Generics giant Teva Pharmaceutical Industries ($TEVA) said it would let 65 employees go at its Irvine, CA, plant, which has attracted some unwanted FDA attention. Meanwhile, Human Genome Sciences (HGS) said it would put another 97 positions on the chopping block, with more to come, in the wake of its merger with GlaxoSmithKline ($GSK).
Teva's cuts stem from manufacturing problems at the Irvine plant dating back a few years. The company acquired the plant via its 2003 acquisition of fellow generics maker Sicor, and later, FDA slammed the factory for manufacturing violations. One big issue was contamination of the anesthetic drug propofol, which Teva simply stopped making afterward. The company spent $375 million to upgrade the plant, Globes reports, but full production still hasn't resumed. The 65 layoffs follow 156 cuts there last year.

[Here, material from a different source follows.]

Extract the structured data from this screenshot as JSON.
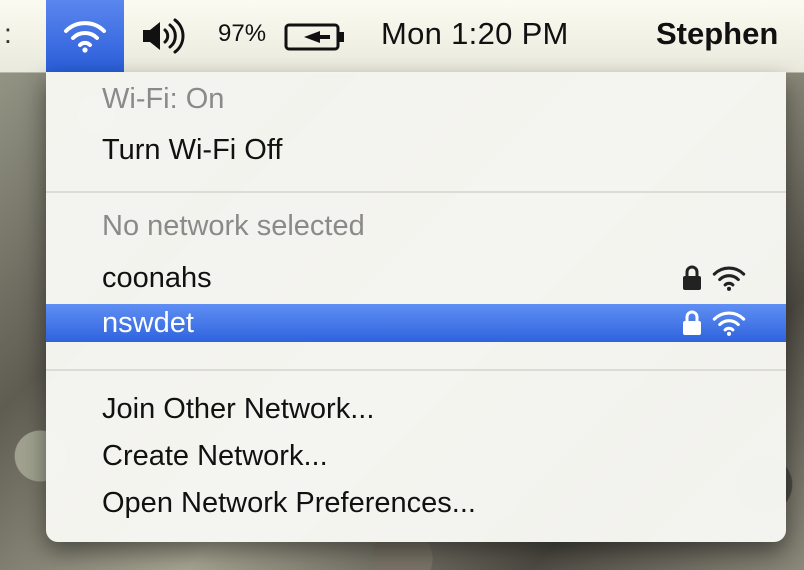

Human Genome Sciences added 97 to the toll in Rockville, MD, the Baltimore Business Journal (BBJ) reports, with additional layoffs planned for next year. The cuts follow GSK's $3.6 billion buyout, wrapped up over the summer.
Glaxo spokesman Kevin Colgan told the BBJ that the cutbacks are part of the ongoing integration of HGS into the Big Pharma's operations. The company said in September that it would cut 114 jobs, or about 10% of its 1,100-strong workforce, the Business Journal says.